Still, the one detail that some people seem to be fixated on in the royal romance is the fact that Meghan Markle’s mother is African American, with “black” blood in her veins. The obvious question here would be: so what? In any case, there are millions of people, especially in the Americas, of mixed ethnic descent, regardless of whether they know or admit it.
Anyway, the obsession has ramifications. Henry Bolton, the leader of the United Kingdom Independent Party (UKIP), one of those rightist, separatist setups that spearheaded “Brexit”, has just been forced to resign. One of the reasons for his fall is that his girlfriend, Jo Marney, is said to have spread racist messages against Meghan Markle and her princely fiancĂ©.
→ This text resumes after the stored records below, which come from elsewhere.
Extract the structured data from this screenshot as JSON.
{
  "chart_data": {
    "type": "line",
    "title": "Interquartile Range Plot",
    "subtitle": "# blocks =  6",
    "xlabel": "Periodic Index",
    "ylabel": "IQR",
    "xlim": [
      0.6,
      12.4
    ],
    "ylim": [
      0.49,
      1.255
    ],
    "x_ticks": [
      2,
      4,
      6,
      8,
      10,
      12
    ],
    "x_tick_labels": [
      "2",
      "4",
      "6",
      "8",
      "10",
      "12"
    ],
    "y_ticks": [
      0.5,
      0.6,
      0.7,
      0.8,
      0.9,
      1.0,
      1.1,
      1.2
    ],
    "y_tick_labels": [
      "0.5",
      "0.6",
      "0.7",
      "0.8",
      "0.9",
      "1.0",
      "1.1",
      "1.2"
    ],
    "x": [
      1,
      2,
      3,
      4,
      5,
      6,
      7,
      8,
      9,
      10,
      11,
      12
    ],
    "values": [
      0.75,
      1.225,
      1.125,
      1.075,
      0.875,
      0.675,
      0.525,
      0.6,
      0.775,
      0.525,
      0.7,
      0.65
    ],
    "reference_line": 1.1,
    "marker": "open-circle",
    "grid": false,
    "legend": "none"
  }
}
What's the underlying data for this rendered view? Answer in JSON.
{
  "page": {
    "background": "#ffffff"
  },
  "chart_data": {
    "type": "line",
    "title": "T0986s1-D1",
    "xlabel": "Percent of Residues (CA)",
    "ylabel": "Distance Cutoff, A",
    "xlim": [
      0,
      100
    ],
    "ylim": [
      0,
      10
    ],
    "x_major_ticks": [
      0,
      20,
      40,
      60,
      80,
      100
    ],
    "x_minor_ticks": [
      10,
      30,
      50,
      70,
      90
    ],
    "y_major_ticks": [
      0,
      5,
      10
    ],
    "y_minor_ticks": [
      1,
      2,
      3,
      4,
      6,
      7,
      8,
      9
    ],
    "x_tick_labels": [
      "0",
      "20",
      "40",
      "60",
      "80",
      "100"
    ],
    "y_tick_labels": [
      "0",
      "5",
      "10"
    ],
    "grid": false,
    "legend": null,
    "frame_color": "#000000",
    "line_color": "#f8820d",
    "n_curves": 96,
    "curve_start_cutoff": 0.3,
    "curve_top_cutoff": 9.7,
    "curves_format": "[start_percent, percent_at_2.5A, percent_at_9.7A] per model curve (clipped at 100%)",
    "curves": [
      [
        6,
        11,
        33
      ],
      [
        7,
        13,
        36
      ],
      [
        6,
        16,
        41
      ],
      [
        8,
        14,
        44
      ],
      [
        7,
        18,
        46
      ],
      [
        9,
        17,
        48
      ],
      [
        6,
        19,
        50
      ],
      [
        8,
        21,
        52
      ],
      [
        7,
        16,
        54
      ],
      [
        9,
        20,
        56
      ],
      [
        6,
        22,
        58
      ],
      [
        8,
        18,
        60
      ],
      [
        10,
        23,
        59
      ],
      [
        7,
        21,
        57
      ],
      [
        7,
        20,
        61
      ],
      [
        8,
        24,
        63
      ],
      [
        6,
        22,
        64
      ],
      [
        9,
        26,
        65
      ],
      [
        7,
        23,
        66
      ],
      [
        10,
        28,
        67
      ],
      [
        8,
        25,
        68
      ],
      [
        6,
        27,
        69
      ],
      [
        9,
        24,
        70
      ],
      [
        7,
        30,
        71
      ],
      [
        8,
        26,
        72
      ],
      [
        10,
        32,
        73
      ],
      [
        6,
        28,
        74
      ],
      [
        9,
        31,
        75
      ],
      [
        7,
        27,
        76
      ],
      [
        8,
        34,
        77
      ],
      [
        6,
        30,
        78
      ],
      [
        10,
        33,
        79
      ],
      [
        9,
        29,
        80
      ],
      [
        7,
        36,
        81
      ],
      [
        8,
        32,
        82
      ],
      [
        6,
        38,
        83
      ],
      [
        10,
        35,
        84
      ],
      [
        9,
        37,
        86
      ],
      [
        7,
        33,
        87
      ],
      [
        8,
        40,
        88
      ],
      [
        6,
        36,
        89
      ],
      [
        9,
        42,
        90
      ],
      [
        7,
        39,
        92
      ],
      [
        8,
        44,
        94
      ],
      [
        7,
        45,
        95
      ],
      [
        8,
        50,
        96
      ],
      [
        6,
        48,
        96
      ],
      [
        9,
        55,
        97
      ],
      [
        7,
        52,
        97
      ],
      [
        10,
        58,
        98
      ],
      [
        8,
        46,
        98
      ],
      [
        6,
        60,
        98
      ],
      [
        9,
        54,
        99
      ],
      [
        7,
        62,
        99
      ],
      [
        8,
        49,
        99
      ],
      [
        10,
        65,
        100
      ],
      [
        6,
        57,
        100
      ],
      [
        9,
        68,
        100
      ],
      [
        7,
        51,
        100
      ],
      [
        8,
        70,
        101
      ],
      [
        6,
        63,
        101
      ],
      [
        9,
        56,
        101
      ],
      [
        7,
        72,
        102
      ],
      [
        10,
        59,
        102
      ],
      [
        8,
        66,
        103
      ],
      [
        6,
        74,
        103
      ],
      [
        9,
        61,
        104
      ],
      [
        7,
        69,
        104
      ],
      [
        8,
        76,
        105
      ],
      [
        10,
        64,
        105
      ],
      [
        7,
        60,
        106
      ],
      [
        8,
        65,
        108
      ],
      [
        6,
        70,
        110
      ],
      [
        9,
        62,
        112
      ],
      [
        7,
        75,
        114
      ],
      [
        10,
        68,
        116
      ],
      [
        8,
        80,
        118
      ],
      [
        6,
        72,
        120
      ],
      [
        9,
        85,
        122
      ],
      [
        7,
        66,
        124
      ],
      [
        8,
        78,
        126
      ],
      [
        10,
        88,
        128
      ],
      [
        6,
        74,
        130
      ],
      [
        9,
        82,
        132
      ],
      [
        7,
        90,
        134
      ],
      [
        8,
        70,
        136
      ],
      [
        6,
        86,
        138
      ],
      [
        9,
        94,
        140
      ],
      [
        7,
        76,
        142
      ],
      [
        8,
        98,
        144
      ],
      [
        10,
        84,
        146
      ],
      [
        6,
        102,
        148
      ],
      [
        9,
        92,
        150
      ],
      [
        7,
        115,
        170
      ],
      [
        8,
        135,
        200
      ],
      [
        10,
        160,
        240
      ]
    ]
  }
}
Then, in a curious twist of scientific dramatic irony, it turns out that the earliest known native Englishman was probably black, with blue eyes! The latest DNA tests on the so-called Cheddar Man, the oldest human fossil to be found in Britain, strongly support  the hypothesis that this being was dark-skinned.
Back to Black Panther, I suppose that one of the most refreshing things about it is the spectacle of strong black people going about their human struggles without undue preoccupation with the colour of their skins.
I wonder, though, if my Waganda entrepreneur friends are ready to cash in on the tourist potential of Wakanda.